New York City Theater

"Betrayal"
Jacobs Theater

It may take two to tango but it obviously takes three for a triangle or, better, a ménage à trois. In director Jamie Lloyd’s insidious, corrosive, engrossing, icy revival of Harold Pinter’s provocative “Betrayal,” every twosome is silently observed by a third, often aggrieved, party. While Jerry, Robert’s best friend, is having a seven-year affair with Emma, Robert’s wife, it’s Robert himself who is the observant party, perhaps as eager to participate as he is to be a voyeur. That Emma and Jerry also observe actions they’re not directly involved in, is the mole-like undercurrent of the play. To see by the unseen informs this drama as it does much of Pinter’s work.

Often focusing on male conflicts interrupted by female venom, Pinter was here inspired by his own seven-year affair with a TV personality while both were married to others. In the play, most of which is told backwards, beginning with the affair’s after-effects and proceeding to its initiation, even British understatement cannot hide the very real hurts the three characters experience, or the widening circle of deceit and sadness.

Lies are told with an offhand insouciance. Emma, a gallery owner, is the Eve in this Garden, coming between Robert, a publisher, and Jerry, a literary agent, even though Jerry instigates the liaison. Robert seems more upset that he’s lost a squash partner in Jerry rather than the latter is sleeping with his wife. “Betrayal” is as much about licentious one-upmanship as anything else.

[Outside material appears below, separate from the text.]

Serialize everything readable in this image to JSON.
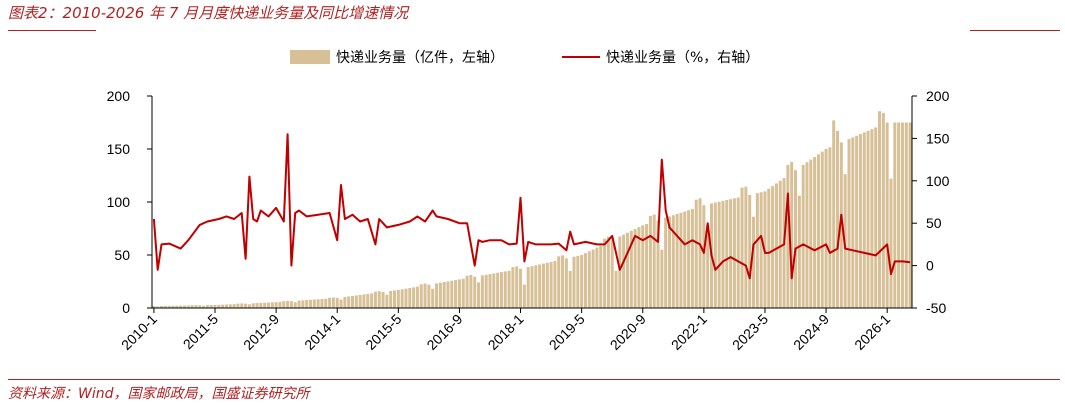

When Emma asks to watch the men play squash, Robert says, “We wouldn’t actually want a woman around, would we, Jerry? I mean a game of squash isn’t simply a game of squash.” Then, later, to emphasize the game’s warrior aspects, “The man who wins buys the lunch.”

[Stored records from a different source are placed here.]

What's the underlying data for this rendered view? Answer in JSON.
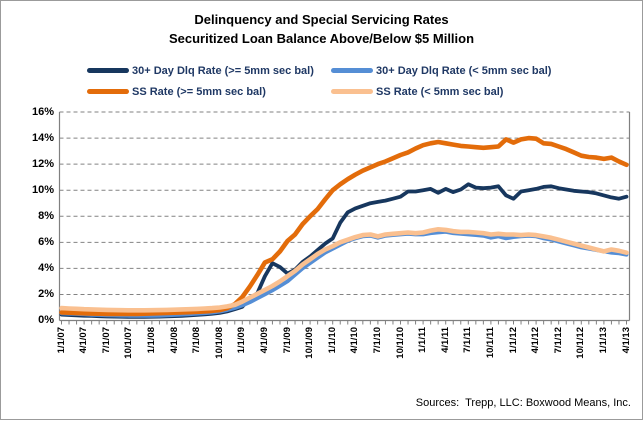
{
  "title": {
    "line1": "Delinquency and Special Servicing Rates",
    "line2": "Securitized Loan Balance Above/Below $5 Million"
  },
  "source": "Sources:  Trepp, LLC: Boxwood Means, Inc.",
  "colors": {
    "dlq_ge_5mm": "#17375E",
    "dlq_lt_5mm": "#558ED5",
    "ss_ge_5mm": "#E36C0A",
    "ss_lt_5mm": "#FAC090",
    "gridline": "#828282",
    "axis": "#808080"
  },
  "chart_data": {
    "type": "line",
    "title": "Delinquency and Special Servicing Rates — Securitized Loan Balance Above/Below $5 Million",
    "ylabel": "",
    "xlabel": "",
    "ylim": [
      0,
      16
    ],
    "grid": "horizontal-dashed",
    "legend_position": "top",
    "y_ticks": [
      "0%",
      "2%",
      "4%",
      "6%",
      "8%",
      "10%",
      "12%",
      "14%",
      "16%"
    ],
    "x_labels": [
      "1/1/07",
      "4/1/07",
      "7/1/07",
      "10/1/07",
      "1/1/08",
      "4/1/08",
      "7/1/08",
      "10/1/08",
      "1/1/09",
      "4/1/09",
      "7/1/09",
      "10/1/09",
      "1/1/10",
      "4/1/10",
      "7/1/10",
      "10/1/10",
      "1/1/11",
      "4/1/11",
      "7/1/11",
      "10/1/11",
      "1/1/12",
      "4/1/12",
      "7/1/12",
      "10/1/12",
      "1/1/13",
      "4/1/13"
    ],
    "x_frequency": "monthly",
    "points_per_series": 76,
    "series": [
      {
        "name": "30+ Day Dlq Rate (>= 5mm sec bal)",
        "color": "#17375E",
        "values": [
          0.45,
          0.42,
          0.4,
          0.37,
          0.35,
          0.33,
          0.31,
          0.3,
          0.29,
          0.28,
          0.28,
          0.28,
          0.29,
          0.3,
          0.32,
          0.34,
          0.36,
          0.39,
          0.43,
          0.47,
          0.52,
          0.58,
          0.7,
          0.87,
          1.05,
          1.7,
          2.1,
          3.4,
          4.4,
          4.1,
          3.6,
          3.9,
          4.5,
          4.9,
          5.4,
          5.9,
          6.3,
          7.5,
          8.3,
          8.6,
          8.8,
          9.0,
          9.1,
          9.2,
          9.35,
          9.5,
          9.9,
          9.9,
          10.0,
          10.1,
          9.8,
          10.1,
          9.85,
          10.05,
          10.45,
          10.2,
          10.15,
          10.2,
          10.3,
          9.6,
          9.35,
          9.9,
          10.0,
          10.1,
          10.25,
          10.3,
          10.15,
          10.05,
          9.95,
          9.9,
          9.85,
          9.75,
          9.6,
          9.45,
          9.35,
          9.5
        ]
      },
      {
        "name": "30+ Day Dlq Rate (< 5mm sec bal)",
        "color": "#558ED5",
        "values": [
          0.55,
          0.52,
          0.5,
          0.47,
          0.44,
          0.42,
          0.4,
          0.38,
          0.37,
          0.36,
          0.35,
          0.35,
          0.36,
          0.37,
          0.39,
          0.42,
          0.45,
          0.48,
          0.52,
          0.56,
          0.61,
          0.68,
          0.8,
          0.95,
          1.15,
          1.4,
          1.7,
          2.0,
          2.3,
          2.65,
          3.0,
          3.5,
          4.0,
          4.4,
          4.8,
          5.2,
          5.5,
          5.8,
          6.1,
          6.3,
          6.45,
          6.5,
          6.35,
          6.5,
          6.55,
          6.6,
          6.65,
          6.6,
          6.6,
          6.7,
          6.75,
          6.8,
          6.7,
          6.65,
          6.6,
          6.55,
          6.5,
          6.35,
          6.45,
          6.3,
          6.4,
          6.45,
          6.5,
          6.45,
          6.3,
          6.2,
          6.05,
          5.9,
          5.75,
          5.6,
          5.5,
          5.4,
          5.3,
          5.2,
          5.15,
          5.05
        ]
      },
      {
        "name": "SS Rate (>= 5mm sec bal)",
        "color": "#E36C0A",
        "values": [
          0.62,
          0.6,
          0.57,
          0.55,
          0.53,
          0.52,
          0.5,
          0.5,
          0.5,
          0.5,
          0.51,
          0.52,
          0.54,
          0.56,
          0.58,
          0.6,
          0.62,
          0.64,
          0.67,
          0.7,
          0.74,
          0.8,
          0.95,
          1.25,
          1.8,
          2.6,
          3.5,
          4.45,
          4.7,
          5.3,
          6.1,
          6.6,
          7.4,
          8.0,
          8.55,
          9.3,
          10.0,
          10.45,
          10.85,
          11.2,
          11.5,
          11.75,
          12.0,
          12.2,
          12.45,
          12.7,
          12.9,
          13.2,
          13.45,
          13.6,
          13.7,
          13.6,
          13.5,
          13.4,
          13.35,
          13.3,
          13.25,
          13.3,
          13.35,
          13.9,
          13.65,
          13.9,
          14.0,
          13.95,
          13.6,
          13.55,
          13.35,
          13.15,
          12.9,
          12.65,
          12.55,
          12.5,
          12.4,
          12.5,
          12.2,
          11.95
        ]
      },
      {
        "name": "SS Rate (< 5mm sec bal)",
        "color": "#FAC090",
        "values": [
          0.95,
          0.92,
          0.9,
          0.87,
          0.85,
          0.83,
          0.81,
          0.8,
          0.79,
          0.78,
          0.78,
          0.78,
          0.79,
          0.8,
          0.81,
          0.83,
          0.85,
          0.87,
          0.89,
          0.92,
          0.95,
          1.0,
          1.08,
          1.2,
          1.45,
          1.75,
          2.05,
          2.35,
          2.65,
          3.0,
          3.4,
          3.8,
          4.3,
          4.7,
          5.1,
          5.45,
          5.7,
          6.0,
          6.2,
          6.4,
          6.55,
          6.6,
          6.45,
          6.6,
          6.65,
          6.7,
          6.75,
          6.7,
          6.75,
          6.9,
          7.0,
          6.95,
          6.85,
          6.8,
          6.8,
          6.75,
          6.7,
          6.6,
          6.65,
          6.6,
          6.6,
          6.55,
          6.6,
          6.55,
          6.45,
          6.35,
          6.2,
          6.05,
          5.9,
          5.75,
          5.6,
          5.45,
          5.3,
          5.45,
          5.35,
          5.2
        ]
      }
    ]
  }
}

Tom Hiddleston’s Robert makes an effort to bury his anger under polite smiles and actions. But the anger is palpable: watch how he attacks food. As Emma, Zawe Ashton’s enigmatic facial expressions belie her feelings. Words are weapons, silences are freighted, a tablecloth is a symbol, her bare feet presage, what?, her desire for vulnerability?  As for Charlie Cox’s Jerry, he’s aggressive in a regressive way.

The three superb actors are frighteningly real in their contradictions: you want to shake them into consciousness. But you may not actually feel for them; in this production, with its minimal setting (a wall runs the length of upstage, two turntables slowly and mysteriously change perspectives, props are few), bare emotions are hidden.

Soutra Gilmour’s scenic and costume design smartly capture the play’s claustrophobia while Jon Clark’s lighting is alternately harsh and shadowy. Ben and Max Ringham’s sound design and composition are uncannily intimidating.

Jamie Lloyd’s direction is both disturbing and seemingly asexual. He and Pinter speak in code that, instead of being straightforward or circular, exists elliptically.